In Anbetracht möglicher Absatzschwierigkeiten sowie des allgemeinen inflationären Wirtschaftsumfeldes kann es – bei vorfixierten, festen Absatzpreisen – zu drohenden Verlusten aus schwebenden Geschäften kommen. Mithin sind Drohverlustrückstellungen als Auswirkungen des Ukraine-Krieges zu bilden. Ferner sind auch Buß- oder Ordnungsgelder zu beachten, die bei Verstoß des Unternehmens gegen Sanktionsregelungen verhängt werden können. Diese können zu Verbindlichkeitsrückstellungen führen.

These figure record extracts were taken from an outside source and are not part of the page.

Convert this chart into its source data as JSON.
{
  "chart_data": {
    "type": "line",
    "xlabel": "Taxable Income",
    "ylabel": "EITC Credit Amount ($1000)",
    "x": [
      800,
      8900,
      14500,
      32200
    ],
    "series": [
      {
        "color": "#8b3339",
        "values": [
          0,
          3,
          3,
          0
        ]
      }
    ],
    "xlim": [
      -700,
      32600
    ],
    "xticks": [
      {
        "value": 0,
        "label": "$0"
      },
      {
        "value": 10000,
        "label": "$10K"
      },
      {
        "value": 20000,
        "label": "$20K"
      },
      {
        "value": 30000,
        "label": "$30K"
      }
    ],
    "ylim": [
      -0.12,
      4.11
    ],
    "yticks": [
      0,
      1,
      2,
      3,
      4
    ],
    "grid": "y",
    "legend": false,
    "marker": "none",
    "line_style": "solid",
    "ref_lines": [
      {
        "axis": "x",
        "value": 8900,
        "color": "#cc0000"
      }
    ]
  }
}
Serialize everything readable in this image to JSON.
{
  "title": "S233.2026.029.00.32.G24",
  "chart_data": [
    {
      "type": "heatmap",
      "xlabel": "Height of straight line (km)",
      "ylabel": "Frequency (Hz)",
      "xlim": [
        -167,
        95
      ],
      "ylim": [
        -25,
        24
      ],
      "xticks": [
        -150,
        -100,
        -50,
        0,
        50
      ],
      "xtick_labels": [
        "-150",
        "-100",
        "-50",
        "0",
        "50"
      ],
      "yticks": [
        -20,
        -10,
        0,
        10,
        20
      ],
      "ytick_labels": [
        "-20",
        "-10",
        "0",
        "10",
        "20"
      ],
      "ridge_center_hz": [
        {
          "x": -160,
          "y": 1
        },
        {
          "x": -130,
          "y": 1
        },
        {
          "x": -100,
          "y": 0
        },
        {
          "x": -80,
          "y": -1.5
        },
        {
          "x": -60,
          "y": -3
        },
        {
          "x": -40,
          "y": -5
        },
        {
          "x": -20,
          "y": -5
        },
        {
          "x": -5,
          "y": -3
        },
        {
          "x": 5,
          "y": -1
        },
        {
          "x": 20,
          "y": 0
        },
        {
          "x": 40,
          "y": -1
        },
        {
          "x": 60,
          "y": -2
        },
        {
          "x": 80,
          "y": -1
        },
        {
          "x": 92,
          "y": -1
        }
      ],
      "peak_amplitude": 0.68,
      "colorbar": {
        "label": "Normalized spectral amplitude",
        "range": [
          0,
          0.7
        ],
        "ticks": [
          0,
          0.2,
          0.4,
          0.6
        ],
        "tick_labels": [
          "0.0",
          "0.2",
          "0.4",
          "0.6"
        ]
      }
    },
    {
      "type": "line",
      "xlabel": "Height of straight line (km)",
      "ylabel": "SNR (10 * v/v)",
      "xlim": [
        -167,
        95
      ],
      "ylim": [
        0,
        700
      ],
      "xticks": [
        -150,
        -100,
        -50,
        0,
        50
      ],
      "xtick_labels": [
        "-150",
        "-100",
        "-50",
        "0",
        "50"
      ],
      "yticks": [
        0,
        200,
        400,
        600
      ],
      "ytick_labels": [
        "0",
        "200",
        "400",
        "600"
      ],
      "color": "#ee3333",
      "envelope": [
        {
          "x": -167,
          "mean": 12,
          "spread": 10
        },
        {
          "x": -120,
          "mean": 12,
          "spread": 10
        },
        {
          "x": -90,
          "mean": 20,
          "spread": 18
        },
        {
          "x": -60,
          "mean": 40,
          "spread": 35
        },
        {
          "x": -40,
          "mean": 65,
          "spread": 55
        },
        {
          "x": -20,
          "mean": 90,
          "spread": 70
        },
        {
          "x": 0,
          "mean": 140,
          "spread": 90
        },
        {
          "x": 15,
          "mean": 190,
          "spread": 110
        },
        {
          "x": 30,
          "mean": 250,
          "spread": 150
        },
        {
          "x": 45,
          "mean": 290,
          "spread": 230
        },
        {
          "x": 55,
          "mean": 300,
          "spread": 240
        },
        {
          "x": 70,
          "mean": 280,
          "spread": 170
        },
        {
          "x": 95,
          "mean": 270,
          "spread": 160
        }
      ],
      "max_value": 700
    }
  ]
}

Berichtspflichten im Anhang

Im Zusammenhang mit dem Ukraine-Krieg können insbesondere folgende Anhangsangaben relevant werden:

(1)    Angabe zu außerbilanziellen Geschäften / sonstigen finanziellen Verpflichtungen: Voraussetzung ist, dass diese Angabe für die Beurteilung der Finanzlage erforderlich ist. Da der Krieg die Finanzlage beeinträchtigen kann, ist ggf. eine Neubeurteilung des Erfordernisses dieser Angabe erforderlich

(2)    Rückstellungen: wie oben erläutert können Rückstellungen aus dem Kriegsgeschehen (mittelbar) resultieren.  Im Falle einer Nichtpassivierung sind die Gründe für die Einschätzung anzugeben, warum die Inanspruchnahme nicht überwiegend wahrscheinlich ist

(3)    Betrag und Art der Aufwendungen von außergewöhnlicher Bedeutung bzw. Größenordnung

Fazit

Anders als bei Abschlussstichtagen vor Kriegsbeginn, wirkt sich das Kriegsgeschehen in der Ukraine in Abschlüssen mit Stichtagen nach dem 23.02.2022 auch auf Bilanz und Gewinn- und Verlustrechnung aus. Vornehmlich betroffen sind hiervon Bewertungssachverhalte aufgrund des veränderten Markt- und Wirtschaftsumfeldes sowie der Auswirkungen auf Tochterunternehmen. Aber auch Ansatzpflichten, insbesondere im Bereich der Rückstellungen sind zu beachten. Diese wirken sich ebenfalls auf die Berichtspflichten im Anhang aus. Im Hinblick auf die Lageberichterstattung kann auf Teil I dieser Beitragsreihe verwiesen werden; die Anforderungen gelten gleichermaßen für Lageberichte, die nach Kriegsbeginn aufgestellt wurden. Insgesamt liegen für Rechnungsleger und Abschlussprüfer bei betroffenen Unternehmen erschwerte Bedingungen vor. Insbesondere Ermessensentscheidung im Hinblick auf die Werthaltigkeit von Vermögensgegenständen sowie die Existenz und Bewertung von Rückstellungen erfordern ein hohes Maß an Kommunikation zwischen Mandant und Abschlussprüfer.